Нет, нет, ничего не докажешь, ничего не узнаешь. И если бы мне пришлось
все-таки встать и удостовериться, что пятно на стене - что же это могло
быть? - на самом деле шляпка огромного старого гвоздя, вбитого в стену
двести лет назад и вот теперь благодаря усердию многих поколений прислуги
выглянувшего из-под слоя краски на белый свет в нашей освещенной камином
комнате, то что я приобрету? Знание? Повод для дальнейших размышлений? Я
могу нисколько не хуже размышлять, оставшись сидеть на стуле. А что есть
знание? И кто такие наши ученые мужи, как не прямые потомки ведуний и
отшельников, которые скрывались в пещерах или лесных чащах, варили зелье
из трав, вопрошали землероек и постигали язык звезд. И чем меньше мы их
чтим, тем больше освобождаемся от власти предрассудков и поклоняемся
красоте и здравому уму... Да, попробую вообразить себе блаженный мир. Мир,
где покой и простор, широкие поля в красных и голубых цветах. Мир, где нет
профессоров, ученых, экономок, похожих на полицейских, мир, который мысль
разъемлет на части, как рассекает плавником воду рыба, подгрызая стебли
речных лилий, замирая над гнездами икринок... Какой покой здесь, внизу, ты
в самых недрах мироздания, проникаешь взором сквозь сероватую воду,
пронизанную солнечными бликами, хранящую в себе бесчисленные отражения, -
вот если бы только не уитакерский альманах - если бы только не
иерархические таблицы!
Надо встать и разобраться, откуда же это пятно, что это - гвоздь, лист
розы или просто трещина в дереве?
И снова Природа прибегает к испытанной уловке - к правилу
самосохранения. Подобные рассуждения, предупреждает она, грозят обернуться
пустой тратой сил, даже конфликтом с действительностью, ибо кто смеет
слово сказать против уитакерских иерархических таблиц? За архиепископом
Кентерберийским следует лорд-канцлер; за лорд-канцлером следует
архиепископ Йоркский. За каждым кто-то следует, такова философия по
Уитакеру; и как чудесно знать, кто за кем следует. Уитакер знает, и пусть,
советует Природа, это утешает тебя, а не возмущает; если же для тебя в
этом нет ничего утешительного и ты непременно должна нарушить свой
блаженный покой, то думай о пятне на стене.

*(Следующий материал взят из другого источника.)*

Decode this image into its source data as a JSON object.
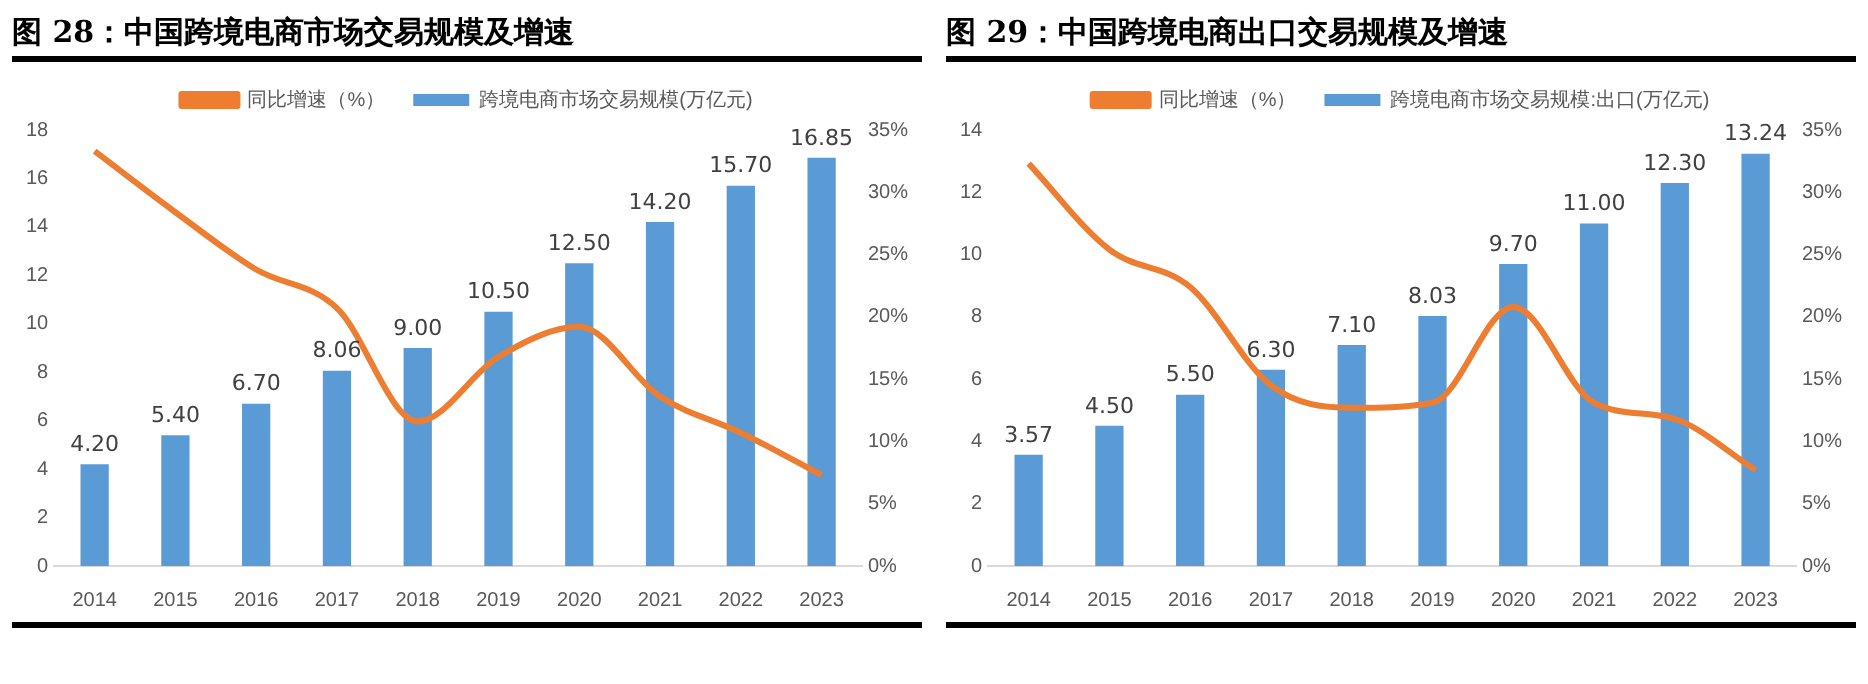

Я понимаю уловку Природы - она советует действовать, чтобы избавиться
от мыслей, чреватых волнением или болью. Отсюда, наверное, то легкое
презрение, с каким мы относимся к людям действия, к тем, кто, по нашим
представлениям, никогда не размышляет. Все же нет ничего плохого в том,
чтобы покончить с неприятными мыслями, рассматривая пятно на стене.
В самом деле, теперь, когда взгляд мой прикован к пятну, мне кажется, я
ухватилась за спасительную соломинку; я испытываю приятное чувство
реальности, и оба архиепископа вместе с лорд-канцлером обращаются в
бледные тени. Наконец твердая почва под ногами. Так, очнувшись от ночного
кошмара, торопишься зажечь свет и лежишь без сна, дрожишь, благословляя
комод, благословляя стабильность, благословляя сущее, благословляя
неодушевленный мир, свидетельство того, что есть некое иное существование,
не похожее на наше. Вот в чем каждый хочет быть уверен... Лес - как
прекрасно о нем думать. Он начинается с дерева, деревья растут, и мы не
знаем, почему они растут. За годом год они растут, не замечая нас, на
полянах, в лесах, по берегам рек - об этом хочется думать. Под деревьями
коровы обмахиваются хвостами в жаркий полдень; от листвы вода в реке
кажется такой зеленой, что удивляешься, почему не стала зеленой болотная
куропатка, искупавшаяся в реке. Мне хочется думать о рыбке, трепещущей в
речной стремнине как флажок, который полощется на ветру; о водяных жуках,
которые не спеша возводят на берегу свои круглые жилища из речного ила.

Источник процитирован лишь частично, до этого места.